Artefact: My Cantonese Grandmother’s Autograph Book
Miriam Wei Wei Lo
Translation [rough, favouring source language]:
“Teachers and friends:
Please leave behind photos and writing in this little autograph book.
In the future when we are scattered across the oceans, from your photos and your handwriting, I will be able to see your love return to me, your true friendship; surrounded by these memories, I will be able to recall the happiness of this present time.”
- Yue Xian -
I see you, grandmother, poised on the brink of a farewell, about to set sail for mainland China, full of hope for a proper education at a Chinese university.
You were already Cantonese at one remove - full blood, fluent in language, but a migrant. You grew up in Sarawak, not Canton. Home was already complicated.
I am a quarter Cantonese.
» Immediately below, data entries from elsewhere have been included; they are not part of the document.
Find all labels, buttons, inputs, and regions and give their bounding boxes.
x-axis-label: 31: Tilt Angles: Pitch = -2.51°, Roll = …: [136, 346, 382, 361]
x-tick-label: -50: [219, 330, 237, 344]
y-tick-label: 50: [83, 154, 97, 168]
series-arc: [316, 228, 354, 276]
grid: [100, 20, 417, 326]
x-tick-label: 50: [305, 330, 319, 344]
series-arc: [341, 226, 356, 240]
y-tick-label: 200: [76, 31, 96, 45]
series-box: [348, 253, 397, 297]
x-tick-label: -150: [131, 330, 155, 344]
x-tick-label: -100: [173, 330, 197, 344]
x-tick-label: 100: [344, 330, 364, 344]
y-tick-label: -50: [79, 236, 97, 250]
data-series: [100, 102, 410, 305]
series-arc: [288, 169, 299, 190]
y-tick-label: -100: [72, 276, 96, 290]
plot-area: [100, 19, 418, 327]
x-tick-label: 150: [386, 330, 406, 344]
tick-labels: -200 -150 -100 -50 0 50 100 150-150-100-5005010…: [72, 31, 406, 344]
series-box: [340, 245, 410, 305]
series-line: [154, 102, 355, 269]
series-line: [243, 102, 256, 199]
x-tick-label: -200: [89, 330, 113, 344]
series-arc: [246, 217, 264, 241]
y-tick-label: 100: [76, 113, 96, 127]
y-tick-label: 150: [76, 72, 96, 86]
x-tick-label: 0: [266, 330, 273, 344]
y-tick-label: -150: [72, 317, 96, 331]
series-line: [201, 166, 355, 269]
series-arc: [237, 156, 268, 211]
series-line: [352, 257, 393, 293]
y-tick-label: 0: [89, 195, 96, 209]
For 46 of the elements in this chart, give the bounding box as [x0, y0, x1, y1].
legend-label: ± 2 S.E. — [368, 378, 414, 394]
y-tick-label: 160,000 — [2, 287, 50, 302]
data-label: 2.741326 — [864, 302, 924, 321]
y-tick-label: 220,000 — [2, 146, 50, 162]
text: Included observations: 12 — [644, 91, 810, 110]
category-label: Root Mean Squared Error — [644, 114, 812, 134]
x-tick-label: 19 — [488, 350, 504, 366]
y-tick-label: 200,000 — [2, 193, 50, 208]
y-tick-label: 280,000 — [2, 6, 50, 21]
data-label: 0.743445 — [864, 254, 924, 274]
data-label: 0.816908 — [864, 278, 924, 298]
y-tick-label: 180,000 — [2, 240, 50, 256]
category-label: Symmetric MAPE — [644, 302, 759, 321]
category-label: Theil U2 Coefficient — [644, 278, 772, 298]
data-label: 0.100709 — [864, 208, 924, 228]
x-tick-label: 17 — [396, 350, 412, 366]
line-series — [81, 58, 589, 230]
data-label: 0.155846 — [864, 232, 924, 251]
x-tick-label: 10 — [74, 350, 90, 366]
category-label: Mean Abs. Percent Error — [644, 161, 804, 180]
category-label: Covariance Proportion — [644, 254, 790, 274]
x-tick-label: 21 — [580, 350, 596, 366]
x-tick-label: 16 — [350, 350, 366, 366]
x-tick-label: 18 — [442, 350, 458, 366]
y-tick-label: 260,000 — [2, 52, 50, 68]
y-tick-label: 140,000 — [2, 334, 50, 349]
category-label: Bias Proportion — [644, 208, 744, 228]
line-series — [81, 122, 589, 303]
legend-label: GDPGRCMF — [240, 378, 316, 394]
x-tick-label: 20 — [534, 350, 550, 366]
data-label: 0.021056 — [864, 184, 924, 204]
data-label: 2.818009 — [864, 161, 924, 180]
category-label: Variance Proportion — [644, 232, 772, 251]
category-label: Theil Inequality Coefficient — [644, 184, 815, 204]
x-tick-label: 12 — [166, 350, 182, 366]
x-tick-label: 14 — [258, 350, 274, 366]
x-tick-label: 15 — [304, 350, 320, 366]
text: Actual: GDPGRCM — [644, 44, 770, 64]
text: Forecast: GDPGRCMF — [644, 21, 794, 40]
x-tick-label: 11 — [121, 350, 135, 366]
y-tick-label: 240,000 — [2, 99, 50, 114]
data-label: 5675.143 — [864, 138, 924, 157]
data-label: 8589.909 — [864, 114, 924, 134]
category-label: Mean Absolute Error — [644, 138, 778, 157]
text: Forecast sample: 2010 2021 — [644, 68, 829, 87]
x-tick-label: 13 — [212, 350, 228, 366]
I speak Mandarin but not Cantonese. I, too, am a migrant. Home and Identity are very complicated.
“To keep my friendship
is my delight
So in this book
I pray you’ll write”
I live on stolen land. It has taken me many years to recognise this.
The land you grew up on, dear grandmother, was stolen too.
The Iban tribes were trying to wrest control of their land from the Sultan of Brunei.1 An English entrepreneur used his armed ship to defeat their rebellion. His reward, from the Sultan, was rulership over Sarawak. His nephew, the second white Rajah, invited Chinese immigration.2
Your parents, driven by famine, were part of that wave of migrants from southern China.
At least the Brooke dynasty gave the Iban a stake in their own country. The White Raj wanted partnership: mutual economic flourishing of Iban, Chinese and Indians; but with terms set at advantage for the rulers.
The English who came here, to Australia, struggled to even recognise the Indigenous peoples as fellow humans. Many of them sought to exterminate the Indigenous peoples. They certainly took their land.
Some of these settlers are also my ancestors.
Wherever I look I see complicity.
This is a Chinese version of peace:
A small cottage set in the mountains-where-it-is-perpetually-spring.
My question: Is it only possible to be at peace when we are alone?
“Embrace the new hope to guide your action. Face the direction where love may begin. Where you can find its detonator.”
This quote from your future husband: the man you’d spend most of your marriage trying to forgive.
min ngo dei ge zaai, you tong ngo mun min liu jan di zaai3
[forgive us our debts, as we forgive those in our debt]
Ahhh … forgiveness. And love and hope and friendship and happiness … Home and Identity are simple when these things are with us. Impossible when they are not.
A way forward: Acknowledging our complicity. Asking for forgiveness. Treating others as we would like to be treated ourselves.
This autograph book: a metaphor for things I long for – everyone forgiven and forgiving, every story heard, page after page after page.
3. A line from a prayer by Jesus (recorded in Luke 11: 2-4). My Cantonese grandmother chose to become Christian. She was the first in her family to do so. She spent many years thinking things
through before making a decision. This line from Jesus’ prayer was pivotal for her. She felt she could not ask God for forgiveness for herself if she could not bring herself to forgive her husband,
specifically for his gambling losses during the Second World War that left her and her young children without money for food. When she finally forgave him, she felt able to ask God for forgiveness for her own errors, which, to her, was what it meant to be Christian.
Thanks to her paternal grandmother, Miriam Wei Wei Lo is a quarter Cantonese. She is also a quarter Hakka, with some Scots and English thrown in for good measure. This might explain why she is a softly-spoken Tiger Mum with big feet who is very tight-fisted with her money. It doesn't explain why she teaches creative writing at Sheridan Institute, but not everything in this life has to make sense. At first glance. She currently lives, with her noisy extended family, in Walyalup (Fremantle), Western Australia.